Professor At The University Of California Put Under Double Jeopardy


In America, most citizens are aware that when a person is put into trial and is already sanctioned with appropriate punishment, they cannot be put into trial once again for the same crime. This would be a ground for double jeopardy which is a direct violation of the Bill of Rights in the Fifth Amendment to the US constitution.

However, this seems to have escaped University of California President Janet Napolitano while handling the case of Sujit Choudhry, UC Berkeley Law professor and also Dean of Law School, until he resigned the previous month. UC Berkeley's executive chancellor Claude Steele wrote to Choudhry in July of 2015 about the results of the investigation performed by the University's Office for the Prevention of Harassment and Discrimination regarding a complaint filed by Tyann Sorrell, an executive assistant in the department.

According to Real Clear Politics, during the OPHD's investigation, Choudhry was proven guilty of behaving inappropriately toward Sorrell through "repeated hugging, kissing on the cheek, and touching on shoulders and arms." It was unwelcome and violated the UC Policy on Sexual Harassment and Sexual Violence.

As punishment, Choudhry had an approximately 10 percent cut in his salary for one year and was also ordered, at his own expense, to undertake professional coaching on "maintaining appropriate standards of behavior in the workplace" and a written apology to Sorrell.
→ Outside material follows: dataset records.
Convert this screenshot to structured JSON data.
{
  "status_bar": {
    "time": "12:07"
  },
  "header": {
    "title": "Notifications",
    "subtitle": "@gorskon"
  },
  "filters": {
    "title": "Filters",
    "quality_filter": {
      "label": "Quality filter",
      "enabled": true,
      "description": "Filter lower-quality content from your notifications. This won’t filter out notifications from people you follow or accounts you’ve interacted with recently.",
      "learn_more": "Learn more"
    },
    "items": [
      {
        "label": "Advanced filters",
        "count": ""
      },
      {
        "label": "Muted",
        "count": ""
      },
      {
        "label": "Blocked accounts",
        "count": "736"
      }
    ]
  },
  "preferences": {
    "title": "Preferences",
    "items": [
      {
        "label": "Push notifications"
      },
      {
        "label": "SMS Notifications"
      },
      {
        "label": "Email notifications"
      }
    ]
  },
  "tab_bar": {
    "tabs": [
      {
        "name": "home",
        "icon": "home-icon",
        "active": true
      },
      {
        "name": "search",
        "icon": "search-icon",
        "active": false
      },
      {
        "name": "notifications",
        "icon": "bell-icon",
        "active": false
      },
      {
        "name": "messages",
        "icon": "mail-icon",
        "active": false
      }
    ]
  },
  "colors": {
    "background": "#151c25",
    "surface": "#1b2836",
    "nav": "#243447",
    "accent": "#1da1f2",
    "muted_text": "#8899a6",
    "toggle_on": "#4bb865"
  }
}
This is the first time Choudhry has faced sexual harassment allegations throughout his career but nonetheless he complied with the punishment OPHD sanctioned on him while continuing to serve as dean.

Taking into consideration his distinguished career at the University of Toronto and New York University, Berkeley had closed the case. Sorrell however was not content with the verdict and on March 8, she filed a case against Choudhry in Alameda County Superior Court.

Sorrell's suit increased the stakes. She insisted that Choudhry sexually harassed her and accused UC-Berkeley of not taking any action to prevent the incident from happening and that they have mishandled her complaint. She accused that the action of both Choudhry and the University "was intentional, outrageous, malicious, and committed for the purpose of causing Plaintiff to suffer humiliation, mental anguish, and severe physical and emotional distress," as quoted by The Daily California.

Due to this incident, the University placed Choudhry to have an indefinite leave until the case is being processed. With his final decision, Choudhry resigned as Dean on March 10.